# Roadmaster Deluxe



## jd56 (Aug 24, 2013)

I showed this pretty clean 60's Roadmaster Skyrider Deluxe tanklight bike to my nephew, and he likes it.
It appears to be an AMF Roadmaster and in my opinion the bike looks on the less quality built side of the tanklight bikes.
I might pull the trigger on this one for him provided he pays for it. I'm thinking $50-75 is max....he's asking $150
I like bling but not this cheesy. 
Can you imagine having to ride this bike to school or in the neighborhood as a young teenager? Think you'd get a little teasing seeing about this time you weren't cool if you weren't riding a muscle bike.
I'm sure there were many of these hidden in the woods back then and told the parents that it was stolen and hoped dad would relent and get you a cool ape hanger, banana seat bike with a wheelie bar.

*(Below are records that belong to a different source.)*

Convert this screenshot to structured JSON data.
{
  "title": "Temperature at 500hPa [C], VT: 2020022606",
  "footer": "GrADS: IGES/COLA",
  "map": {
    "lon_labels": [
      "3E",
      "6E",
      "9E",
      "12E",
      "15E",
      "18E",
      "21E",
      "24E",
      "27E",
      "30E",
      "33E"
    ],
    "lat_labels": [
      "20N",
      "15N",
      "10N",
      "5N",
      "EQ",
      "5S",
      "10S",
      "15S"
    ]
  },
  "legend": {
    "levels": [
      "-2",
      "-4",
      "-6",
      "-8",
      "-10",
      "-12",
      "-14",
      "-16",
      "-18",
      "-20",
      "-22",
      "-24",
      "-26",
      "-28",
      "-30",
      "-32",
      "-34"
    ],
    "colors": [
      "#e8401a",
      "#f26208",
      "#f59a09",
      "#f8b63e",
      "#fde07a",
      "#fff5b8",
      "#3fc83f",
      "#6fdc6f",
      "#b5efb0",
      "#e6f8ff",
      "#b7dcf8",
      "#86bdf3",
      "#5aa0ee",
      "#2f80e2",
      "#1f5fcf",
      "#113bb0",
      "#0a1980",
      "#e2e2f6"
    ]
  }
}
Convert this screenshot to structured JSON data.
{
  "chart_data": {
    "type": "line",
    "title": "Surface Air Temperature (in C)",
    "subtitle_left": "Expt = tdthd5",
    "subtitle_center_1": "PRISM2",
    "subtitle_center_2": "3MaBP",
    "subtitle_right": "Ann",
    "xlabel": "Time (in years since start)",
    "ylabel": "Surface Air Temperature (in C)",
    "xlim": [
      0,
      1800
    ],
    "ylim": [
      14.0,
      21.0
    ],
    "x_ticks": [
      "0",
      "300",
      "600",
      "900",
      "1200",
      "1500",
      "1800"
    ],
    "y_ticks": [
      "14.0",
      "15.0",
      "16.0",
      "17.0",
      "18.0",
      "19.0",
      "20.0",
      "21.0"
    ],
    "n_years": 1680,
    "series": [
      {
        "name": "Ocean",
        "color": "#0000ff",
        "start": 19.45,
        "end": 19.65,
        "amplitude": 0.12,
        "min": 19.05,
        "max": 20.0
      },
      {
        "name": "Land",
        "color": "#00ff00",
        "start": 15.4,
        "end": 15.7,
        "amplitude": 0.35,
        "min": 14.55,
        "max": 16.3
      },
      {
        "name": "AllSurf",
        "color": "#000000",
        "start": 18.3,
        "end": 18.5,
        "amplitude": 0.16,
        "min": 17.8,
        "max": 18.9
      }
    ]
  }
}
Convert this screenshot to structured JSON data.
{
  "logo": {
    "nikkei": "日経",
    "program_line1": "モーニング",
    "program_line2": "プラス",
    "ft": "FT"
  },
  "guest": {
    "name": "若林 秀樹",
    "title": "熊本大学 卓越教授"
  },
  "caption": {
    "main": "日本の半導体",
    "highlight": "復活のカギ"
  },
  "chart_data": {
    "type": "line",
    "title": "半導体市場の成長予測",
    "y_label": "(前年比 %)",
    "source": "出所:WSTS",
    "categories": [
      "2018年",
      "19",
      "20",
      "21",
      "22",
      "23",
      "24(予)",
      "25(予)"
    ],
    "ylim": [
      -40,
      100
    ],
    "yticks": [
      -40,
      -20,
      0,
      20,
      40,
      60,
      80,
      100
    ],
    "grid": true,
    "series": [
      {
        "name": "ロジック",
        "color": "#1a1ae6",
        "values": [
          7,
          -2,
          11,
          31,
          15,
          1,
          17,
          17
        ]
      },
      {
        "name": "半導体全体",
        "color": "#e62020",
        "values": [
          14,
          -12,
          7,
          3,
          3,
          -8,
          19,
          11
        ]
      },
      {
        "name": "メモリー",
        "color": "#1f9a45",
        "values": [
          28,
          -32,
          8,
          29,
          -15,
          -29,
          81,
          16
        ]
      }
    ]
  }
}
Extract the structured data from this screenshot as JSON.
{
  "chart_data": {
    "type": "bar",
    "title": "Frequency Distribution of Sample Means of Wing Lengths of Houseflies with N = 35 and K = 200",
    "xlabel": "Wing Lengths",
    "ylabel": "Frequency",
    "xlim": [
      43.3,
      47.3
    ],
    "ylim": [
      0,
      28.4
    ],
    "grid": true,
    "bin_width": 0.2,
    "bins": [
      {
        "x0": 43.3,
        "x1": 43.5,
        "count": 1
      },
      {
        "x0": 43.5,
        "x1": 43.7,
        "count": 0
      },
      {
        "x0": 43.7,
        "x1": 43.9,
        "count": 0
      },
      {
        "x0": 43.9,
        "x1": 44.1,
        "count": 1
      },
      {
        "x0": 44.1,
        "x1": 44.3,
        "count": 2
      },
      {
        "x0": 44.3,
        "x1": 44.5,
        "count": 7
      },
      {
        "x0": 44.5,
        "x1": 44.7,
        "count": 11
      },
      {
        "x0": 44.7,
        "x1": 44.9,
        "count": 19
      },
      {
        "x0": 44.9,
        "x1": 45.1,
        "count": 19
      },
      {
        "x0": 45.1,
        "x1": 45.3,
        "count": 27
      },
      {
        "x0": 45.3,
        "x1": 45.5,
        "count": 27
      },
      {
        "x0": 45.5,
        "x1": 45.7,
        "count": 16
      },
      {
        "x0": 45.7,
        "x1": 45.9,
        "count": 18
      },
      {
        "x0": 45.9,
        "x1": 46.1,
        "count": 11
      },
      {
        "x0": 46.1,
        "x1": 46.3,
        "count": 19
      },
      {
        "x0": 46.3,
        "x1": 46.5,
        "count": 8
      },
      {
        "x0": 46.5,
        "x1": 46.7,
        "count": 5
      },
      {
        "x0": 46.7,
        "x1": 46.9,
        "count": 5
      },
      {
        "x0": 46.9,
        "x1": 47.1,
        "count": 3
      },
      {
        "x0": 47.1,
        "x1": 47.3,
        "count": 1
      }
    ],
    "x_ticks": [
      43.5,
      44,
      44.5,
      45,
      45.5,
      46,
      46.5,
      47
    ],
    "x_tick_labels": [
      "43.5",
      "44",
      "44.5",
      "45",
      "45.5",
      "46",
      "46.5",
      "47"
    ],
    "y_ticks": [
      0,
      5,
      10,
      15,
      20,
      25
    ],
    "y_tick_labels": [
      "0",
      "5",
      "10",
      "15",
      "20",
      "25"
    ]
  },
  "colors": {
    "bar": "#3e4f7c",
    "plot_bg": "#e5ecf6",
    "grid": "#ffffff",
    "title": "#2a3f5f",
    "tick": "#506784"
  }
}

I will admit the bike looks to be in amazing OG shape. And the added Radio Shack AM radio is a nice touch. The streamers, mirrors and tool bag would have to go though.


----------



## Bicycle Belle (Aug 24, 2013)

Jd the bike is worth the $150 and I say this because the Archer Road Patrol radio can go anywhere from $30-$80 on ebay. The rest of the bike is in good enough condition to warrant spending the $150 and you can recoup some money by selling the radio. Or you can keep it on the bike knowing you have an accessory worth at least a little bit of money.


----------



## jd56 (Aug 24, 2013)

It could be worth the asking price as it is in amazing OG condition but, it is an AMF bike. The guy has had it for sale with very little interest for a long time. he contacted me after seeing my recent posts on various state's CL labeled "don't throw away you grandfather's bike".
As a tanklight collector, I always pass over these listings due to the AMF denotation.
But, when I first started buying these style bikes I would have been all over it.
The aftermarket radio is a cool item for sure. Got to love the bling.


----------



## Adamtinkerer (Aug 25, 2013)

I wouldn't rate an amf bike any less than a Huffy of the same era, and only a bit under Murray. Looks like around a '70. I have a similar one, except with 1 3/8" rims/tires.


----------



## jd56 (Aug 26, 2013)

Well, it will be posted on the soon to be "Monday....what finds to you get last week" thread. 
Just have to arrange pick up. Probably in 3 weeks...as he has agreed to hold it for me and my nephew.


----------